Warga Haiti Minta Penculik Bebaskan Para Anggota Kelompok Misionaris


Para pengunjuk rasa di Titanyen, sebuah kota di dekat Port-au-Prince, Haiti, melakukan aksi di jalan menuntut pembebasan 17 misionaris yang diculik oleg geng 400 Mawozo pada 19 Oktober 2021. (Foto: VOA/Matiado Vilme)
Para pengunjuk rasa di Titanyen, sebuah kota di dekat Port-au-Prince, Haiti, melakukan aksi di jalan menuntut pembebasan 17 misionaris yang diculik oleg geng 400 Mawozo pada 19 Oktober 2021. (Foto: VOA/Matiado Vilme)

Warga Titanyen, desa di utara ibu kota Haiti, Port-au-Prince, turun ke jalan pada hari Selasa (19/10) untuk menuntut pembebasan 17 anggota kelompok misionaris yang diculik oleh geng 400 Mawozo Sabtu (16/10) lalu.

Pengunjuk rasa, termasuk anak-anak, membentangkan poster dan batang pepohonan seraya melintasi jalan utama desa itu.

“Tanpa misionaris-misionaris ini, banyak orang tua yang Anda lihat di sini tidak akan bisa menyekolahkan anak-anak mereka. Tanpa misionaris-misionaris ini, banyak di antara kami yang mungkin akan kehilangan tempat tinggal akibat banjir. Tanpa misionaris-misionaris ini, rumah-rumah kami yang rusak tidak akan pernah diperbaiki,” ujar seorang pengunjuk rasa yang menolak memberitahukan namanya kepada VOA.

“Merekalah yang membangun jalan yang kita tapaki kini.” Pria itu mengaku tidak bisa diam saja.

Sementara Robert, pengunjuk rasa lainnya, menyebut para misionaris sebagai penyelamat warga.

“Mereka mengaspal jalanan kami; mereka membantu kami melindungi rumah dari longsor dan banjir. Kami meminta pembebasan mereka saat ini juga. Dan kami meminta para penculik untuk membiarkan kami hidup damai,” ungkapnya. Robert mengatakan kepada VOA bahwa penculikan yang merajalela telah memaksanya berhenti kuliah, karena takut diculik dalam perjalanan ke kampus.

Para pengunjuk rasa menuturkan kepada VOA bahwa mereka berniat terus turun ke jalan hingga para misionaris dibebaskan.

Enam belas anggota kelompok misionaris asal Amerika Serikat (AS) dan seorang warga Kanada dari Pelayanan Bantuan Kristen (Christian Aid Ministries) diculik 16 Oktober lalu setelah mengunjungi panti asuhan di Ganthier, sebuah komune di Croix-des-Bouquets, di sebelah timur ibu kota.

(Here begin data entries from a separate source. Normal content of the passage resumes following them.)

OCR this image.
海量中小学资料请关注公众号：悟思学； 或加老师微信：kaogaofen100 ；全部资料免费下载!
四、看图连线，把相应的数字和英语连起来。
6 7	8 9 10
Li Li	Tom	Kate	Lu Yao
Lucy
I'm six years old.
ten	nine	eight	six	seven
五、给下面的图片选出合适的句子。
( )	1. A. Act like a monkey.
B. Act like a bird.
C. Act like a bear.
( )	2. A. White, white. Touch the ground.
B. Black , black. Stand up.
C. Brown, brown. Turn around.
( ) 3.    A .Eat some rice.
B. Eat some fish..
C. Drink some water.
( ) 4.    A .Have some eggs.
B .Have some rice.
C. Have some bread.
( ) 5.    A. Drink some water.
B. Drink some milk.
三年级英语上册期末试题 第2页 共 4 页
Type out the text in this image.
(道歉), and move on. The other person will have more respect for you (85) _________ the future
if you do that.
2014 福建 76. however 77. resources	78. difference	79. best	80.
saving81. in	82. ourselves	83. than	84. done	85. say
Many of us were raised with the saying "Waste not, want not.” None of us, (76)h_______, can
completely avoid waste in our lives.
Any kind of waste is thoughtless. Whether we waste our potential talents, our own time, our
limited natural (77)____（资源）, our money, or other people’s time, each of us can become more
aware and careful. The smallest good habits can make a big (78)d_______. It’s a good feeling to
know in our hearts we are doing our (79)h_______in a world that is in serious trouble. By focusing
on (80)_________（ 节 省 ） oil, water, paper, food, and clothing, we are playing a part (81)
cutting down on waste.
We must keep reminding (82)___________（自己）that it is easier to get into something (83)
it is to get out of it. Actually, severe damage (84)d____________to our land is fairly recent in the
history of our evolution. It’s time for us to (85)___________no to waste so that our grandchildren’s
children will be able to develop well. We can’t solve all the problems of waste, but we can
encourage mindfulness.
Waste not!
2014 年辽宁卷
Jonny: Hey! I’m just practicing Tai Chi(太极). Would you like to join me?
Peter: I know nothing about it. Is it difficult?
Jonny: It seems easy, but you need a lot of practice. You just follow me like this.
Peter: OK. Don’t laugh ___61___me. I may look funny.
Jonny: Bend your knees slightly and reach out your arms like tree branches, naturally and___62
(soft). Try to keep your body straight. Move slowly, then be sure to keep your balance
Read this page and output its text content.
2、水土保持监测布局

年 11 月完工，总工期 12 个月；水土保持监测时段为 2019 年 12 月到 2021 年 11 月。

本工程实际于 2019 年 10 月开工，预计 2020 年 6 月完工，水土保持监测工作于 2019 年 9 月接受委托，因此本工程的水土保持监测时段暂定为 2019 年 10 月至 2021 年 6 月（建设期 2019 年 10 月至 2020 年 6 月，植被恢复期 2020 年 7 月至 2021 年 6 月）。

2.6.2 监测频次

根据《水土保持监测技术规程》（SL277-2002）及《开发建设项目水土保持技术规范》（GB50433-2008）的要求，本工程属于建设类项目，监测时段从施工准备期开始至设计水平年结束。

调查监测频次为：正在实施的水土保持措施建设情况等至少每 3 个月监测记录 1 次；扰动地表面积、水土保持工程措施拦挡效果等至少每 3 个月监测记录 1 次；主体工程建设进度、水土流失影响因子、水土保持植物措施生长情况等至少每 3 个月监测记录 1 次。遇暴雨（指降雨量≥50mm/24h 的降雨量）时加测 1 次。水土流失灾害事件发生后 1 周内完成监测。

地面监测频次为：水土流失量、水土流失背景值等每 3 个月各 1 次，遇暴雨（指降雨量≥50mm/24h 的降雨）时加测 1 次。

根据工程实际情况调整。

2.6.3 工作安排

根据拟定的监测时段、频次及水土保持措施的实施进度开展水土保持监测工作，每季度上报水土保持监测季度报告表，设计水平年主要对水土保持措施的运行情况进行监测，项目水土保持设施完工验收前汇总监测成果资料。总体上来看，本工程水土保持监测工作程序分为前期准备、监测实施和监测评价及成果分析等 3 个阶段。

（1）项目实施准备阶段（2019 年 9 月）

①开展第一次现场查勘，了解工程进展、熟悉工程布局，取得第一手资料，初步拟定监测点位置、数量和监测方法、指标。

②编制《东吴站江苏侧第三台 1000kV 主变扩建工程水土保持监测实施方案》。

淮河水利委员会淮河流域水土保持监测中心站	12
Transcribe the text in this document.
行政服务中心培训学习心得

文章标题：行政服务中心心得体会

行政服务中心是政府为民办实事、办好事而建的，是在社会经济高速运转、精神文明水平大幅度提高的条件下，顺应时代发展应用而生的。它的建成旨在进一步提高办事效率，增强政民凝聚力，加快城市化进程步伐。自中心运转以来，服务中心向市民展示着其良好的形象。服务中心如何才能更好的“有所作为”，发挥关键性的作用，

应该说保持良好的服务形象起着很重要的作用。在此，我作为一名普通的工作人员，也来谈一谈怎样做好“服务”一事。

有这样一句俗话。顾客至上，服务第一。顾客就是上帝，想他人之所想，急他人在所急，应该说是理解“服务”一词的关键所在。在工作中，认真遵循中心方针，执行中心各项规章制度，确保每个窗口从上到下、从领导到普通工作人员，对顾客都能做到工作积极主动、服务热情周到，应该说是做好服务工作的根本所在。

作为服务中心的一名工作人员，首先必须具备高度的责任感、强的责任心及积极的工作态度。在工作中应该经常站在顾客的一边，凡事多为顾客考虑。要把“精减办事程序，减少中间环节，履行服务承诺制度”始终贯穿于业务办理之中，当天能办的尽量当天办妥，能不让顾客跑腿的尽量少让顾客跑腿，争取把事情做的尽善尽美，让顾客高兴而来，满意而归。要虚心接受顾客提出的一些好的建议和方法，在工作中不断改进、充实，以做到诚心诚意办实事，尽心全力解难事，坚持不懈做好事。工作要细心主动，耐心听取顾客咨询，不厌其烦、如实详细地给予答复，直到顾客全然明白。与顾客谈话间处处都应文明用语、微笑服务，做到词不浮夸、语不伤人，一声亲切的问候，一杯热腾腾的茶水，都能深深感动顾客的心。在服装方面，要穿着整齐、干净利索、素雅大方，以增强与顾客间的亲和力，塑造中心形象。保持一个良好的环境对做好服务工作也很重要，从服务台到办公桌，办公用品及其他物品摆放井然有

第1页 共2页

Geng penculik menuntut uang tebusan sebesar $1 juta (Rp14 miliar) per kepala, ungkap Menteri Kehakiman Haiti, Liszt Quitel, kepada The Wall Street Journal, Selasa (19/10). Kepolisian Nasional Haiti belum menanggapi permintaan VOA Creole untuk berkomentar.

Polisi tampak berusaha memindahkan ban yang terbakar saat berlangsungnya unjuk rasa di Port-au-Prince pada 18 Oktober 2021 yang memprotes maraknya kasus penculikan di Haiti. (Foto: Reuters/Ralph Tedy Erol)
Polisi tampak berusaha memindahkan ban yang terbakar saat berlangsungnya unjuk rasa di Port-au-Prince pada 18 Oktober 2021 yang memprotes maraknya kasus penculikan di Haiti. (Foto: Reuters/Ralph Tedy Erol)

400 Mawozo adalah salah satu geng paling kejam di Haiti. April lalu, geng itu menculik para pendeta dan biarawati Katolik di bawah todongan senjata di kawasan Croix-des-Bouquets. Mereka kemudian dibebaskan.

Di Washington, FBI mengonfirmasi kepada VOA melalui email bahwa pihaknya terlibat dalam operasi gabungan untuk membebaskan para misionaris.

“FBI terlibat dalam upaya gabungan pemerintah AS untuk menyelamatkan warga negara Amerika yang diculik. Atas pertimbangan operasional, tidak ada informasi lebih lanjut yang tersedia saat ini,” kata FBI kepada VOA.

Juru bicara Gedung Putih, Jen Psaki, berbicara kepada para reporter dalam konferensi pers harian di Washington, pada 18 Oktober 2021. (Foto: AP/Susan Walsh)
Juru bicara Gedung Putih, Jen Psaki, berbicara kepada para reporter dalam konferensi pers harian di Washington, pada 18 Oktober 2021. (Foto: AP/Susan Walsh)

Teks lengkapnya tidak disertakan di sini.